What researchers couldn’t agree upon, however, was the relationship between the two signature wounds. Debate raged over whether mild TBI could lead to PTSD, whether the same incident could produce both conditions, and whether mild TBI was being overdiagnosed at the expense of PTSD. The good news, says Kieran, was that the army now accepted the premise that “behavioral health issues were medical problems to be solved through rigorous, evidence-based research.”

One comes away from Signature Wounds with a healthy respect for the military’s attempts to understand and manage these problems, and an even greater contempt for the armchair hawks most responsible for creating them. Old stigmas were confronted, leading to the medicalization of illnesses once disparaged, and new programs were begun to prepare the troops (and their families) for the punishing conditions ahead.

At the VA, meanwhile, a flurry of initiatives confronted a disturbing rise in active-duty suicides, which by 2007 exceeded the civilian suicide rate (adjusted for factors like age and gender) for the first time ever. Some—like a twenty-four-hour crisis hotline, better tracking of soldiers with suicidal behavior, and more rapid counseling—seemed long overdue; others—such as gently encouraging troubled veterans to remove firearms from their homes—were canceled after raising the ire of Fox News and the gun lobby. It wasn’t necessarily combat stress or TBI that caused most suicides, studies found; it was the deteriorating relationships, financial troubles, legal difficulties, drug problems, and day-to-day anxieties brought on by the hectic pace of training and relocation. Suicide rates among active military remain significantly higher today than they were in 2003—yet another legacy of the disastrous Iraq incursion.

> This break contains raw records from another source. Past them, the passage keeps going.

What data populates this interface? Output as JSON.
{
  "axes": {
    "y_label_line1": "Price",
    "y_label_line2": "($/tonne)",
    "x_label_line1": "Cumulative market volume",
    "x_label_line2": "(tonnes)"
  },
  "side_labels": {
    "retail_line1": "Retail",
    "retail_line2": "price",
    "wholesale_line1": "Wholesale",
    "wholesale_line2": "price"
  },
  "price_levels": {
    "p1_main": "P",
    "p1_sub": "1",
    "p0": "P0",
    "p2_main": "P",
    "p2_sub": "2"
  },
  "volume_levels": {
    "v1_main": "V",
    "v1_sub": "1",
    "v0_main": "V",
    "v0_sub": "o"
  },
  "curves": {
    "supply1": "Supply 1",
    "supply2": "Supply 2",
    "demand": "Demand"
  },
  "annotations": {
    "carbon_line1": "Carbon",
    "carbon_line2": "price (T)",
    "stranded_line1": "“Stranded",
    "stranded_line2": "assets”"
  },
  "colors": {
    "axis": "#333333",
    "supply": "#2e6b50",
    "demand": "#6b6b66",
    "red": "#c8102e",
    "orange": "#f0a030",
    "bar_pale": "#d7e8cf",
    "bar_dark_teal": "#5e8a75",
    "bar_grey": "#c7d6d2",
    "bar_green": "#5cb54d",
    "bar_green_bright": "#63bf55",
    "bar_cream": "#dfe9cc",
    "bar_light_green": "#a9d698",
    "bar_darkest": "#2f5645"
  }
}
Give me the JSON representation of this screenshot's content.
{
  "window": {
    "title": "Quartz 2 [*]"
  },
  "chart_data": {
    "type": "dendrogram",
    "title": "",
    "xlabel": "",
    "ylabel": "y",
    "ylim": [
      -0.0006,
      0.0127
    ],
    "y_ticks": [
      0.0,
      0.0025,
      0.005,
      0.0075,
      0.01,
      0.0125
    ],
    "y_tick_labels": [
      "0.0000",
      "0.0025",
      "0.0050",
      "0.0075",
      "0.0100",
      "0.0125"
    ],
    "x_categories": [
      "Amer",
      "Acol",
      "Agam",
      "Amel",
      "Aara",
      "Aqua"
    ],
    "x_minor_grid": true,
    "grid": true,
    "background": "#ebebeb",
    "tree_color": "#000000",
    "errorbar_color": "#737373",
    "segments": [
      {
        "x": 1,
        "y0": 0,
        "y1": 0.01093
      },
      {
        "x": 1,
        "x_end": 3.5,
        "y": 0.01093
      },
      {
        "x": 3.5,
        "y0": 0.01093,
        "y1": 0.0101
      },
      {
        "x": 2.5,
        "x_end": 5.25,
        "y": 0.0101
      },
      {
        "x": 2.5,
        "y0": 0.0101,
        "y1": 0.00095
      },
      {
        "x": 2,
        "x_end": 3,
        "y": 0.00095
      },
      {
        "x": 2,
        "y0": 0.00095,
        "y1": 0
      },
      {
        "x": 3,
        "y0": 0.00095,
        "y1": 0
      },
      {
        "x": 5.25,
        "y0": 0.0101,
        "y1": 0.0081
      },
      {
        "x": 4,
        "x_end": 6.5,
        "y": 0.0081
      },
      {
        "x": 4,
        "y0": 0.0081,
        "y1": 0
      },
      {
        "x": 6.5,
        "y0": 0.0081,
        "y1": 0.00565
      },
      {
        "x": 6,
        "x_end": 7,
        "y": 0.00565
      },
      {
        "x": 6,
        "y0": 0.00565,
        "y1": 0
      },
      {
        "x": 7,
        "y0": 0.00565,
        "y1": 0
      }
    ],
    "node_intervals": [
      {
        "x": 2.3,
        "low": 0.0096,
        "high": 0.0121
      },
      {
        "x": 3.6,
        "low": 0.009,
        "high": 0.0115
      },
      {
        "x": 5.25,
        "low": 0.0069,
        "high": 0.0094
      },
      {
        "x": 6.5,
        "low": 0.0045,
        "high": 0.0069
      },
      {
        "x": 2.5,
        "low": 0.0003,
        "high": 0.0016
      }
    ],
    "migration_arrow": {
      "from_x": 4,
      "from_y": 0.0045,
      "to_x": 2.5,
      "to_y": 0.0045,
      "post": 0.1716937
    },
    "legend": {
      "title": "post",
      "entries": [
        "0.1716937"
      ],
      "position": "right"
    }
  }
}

Signature Wounds, says Kieran, is “a story of an Army that worked incredibly hard to care for soldiers under the unprecedented strain of the nation’s longest wars.” What makes it so unsettling is the knowledge that most of the reforms he describes were put in place to enable soldiers to withstand conditions of perpetual combat that are unreasonable and most likely intolerable. “The human mind was not made for war,” General Casey remarked. “That’s the starting point for everything.”